Microlearning can distill the most important concepts of lessons and convey them without overtaxing the short attention spans of students. However, microlearning has its limitations, and it needs to be structured well to truly teach the same thing as a longer lesson while being divided into parts.
Reasons for Microlearning
There are several reasons why microlearning is appreciated by learning platforms and their users:
Microlearning needs to be defined by more than just shorter spans of time. Each module needs to convey a single complete idea. Failing in either way causes problems: trying to contain multiple concepts in a microlearning module will distract from a single intended point that students need to retain while having the module introduce but not complete a concept will lead students to forget if they don’t move on to the next part immediately.
Due to the limited number of lessons, face-to-face lessons include a group of lessons. This limit does not apply to digital courses, so it makes sense to assign more and smaller assignments.

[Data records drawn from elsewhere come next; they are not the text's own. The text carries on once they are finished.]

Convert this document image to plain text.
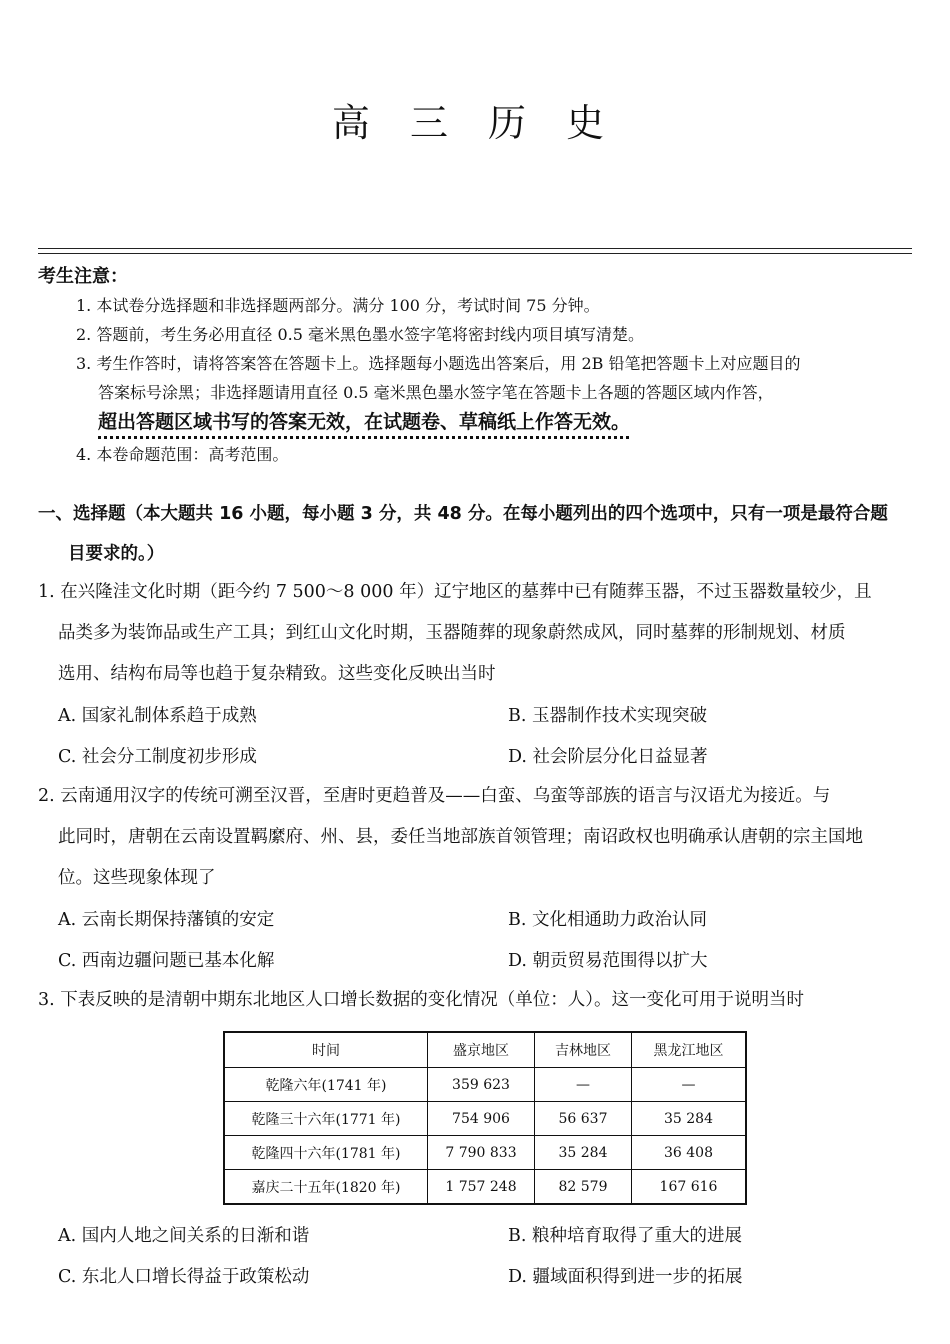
高 三 历 史
考生注意：
1. 本试卷分选择题和非选择题两部分。满分 100 分，考试时间 75 分钟。
2. 答题前，考生务必用直径 0.5 毫米黑色墨水签字笔将密封线内项目填写清楚。
3. 考生作答时，请将答案答在答题卡上。选择题每小题选出答案后，用 2B 铅笔把答题卡上对应题目的
答案标号涂黑；非选择题请用直径 0.5 毫米黑色墨水签字笔在答题卡上各题的答题区域内作答，
超出答题区域书写的答案无效，在试题卷、草稿纸上作答无效。
4. 本卷命题范围：高考范围。
一、选择题（本大题共 16 小题，每小题 3 分，共 48 分。在每小题列出的四个选项中，只有一项是最符合题
目要求的。）
1. 在兴隆洼文化时期（距今约 7 500～8 000 年）辽宁地区的墓葬中已有随葬玉器，不过玉器数量较少，且
品类多为装饰品或生产工具；到红山文化时期，玉器随葬的现象蔚然成风，同时墓葬的形制规划、材质
选用、结构布局等也趋于复杂精致。这些变化反映出当时
A. 国家礼制体系趋于成熟	B. 玉器制作技术实现突破
C. 社会分工制度初步形成	D. 社会阶层分化日益显著
2. 云南通用汉字的传统可溯至汉晋，至唐时更趋普及——白蛮、乌蛮等部族的语言与汉语尤为接近。与
此同时，唐朝在云南设置羁縻府、州、县，委任当地部族首领管理；南诏政权也明确承认唐朝的宗主国地
位。这些现象体现了
A. 云南长期保持藩镇的安定	B. 文化相通助力政治认同
C. 西南边疆问题已基本化解	D. 朝贡贸易范围得以扩大
3. 下表反映的是清朝中期东北地区人口增长数据的变化情况（单位：人）。这一变化可用于说明当时
时间	盛京地区	吉林地区	黑龙江地区
乾隆六年(1741 年)	359 623	—	—
乾隆三十六年(1771 年)	754 906	56 637	35 284
乾隆四十六年(1781 年)	7 790 833	35 284	36 408
嘉庆二十五年(1820 年)	1 757 248	82 579	167 616
A. 国内人地之间关系的日渐和谐	B. 粮种培育取得了重大的进展
C. 东北人口增长得益于政策松动	D. 疆域面积得到进一步的拓展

It’s usually not enough to treat each completed microlearning event as an accomplishment that stands alone. Build milestones into the completion of sets of videos, assignments, or challenges so they can see what they have accomplished on a larger scale and review what they’ve learned. This prevents them from feeling intimidated by a long list of small assignments that are required.
Issues with Microlearning
Microlearning has its limits, and there are times when it’s not the right solution. The need to focus on a core topic in each module can make it difficult to build toward a larger unit and keep the modules in context. Resources may not be equally available for each microlearning segment, making it harder to design videos or presentations for some.
While microlearning can improve engagement and retention in some cases, it doesn’t automatically make source material more interesting or understandable if it is taught poorly. And certain concepts may not be able to be broken down into segments easily, and trying can make them harder to understand.
Ultimately, microlearning is a valuable tool that has been overlooked due to the restrictions of traditional teaching methods. While not applicable in all circumstances, it can make learning more accessible and encourage a higher rate of participation and success in online education.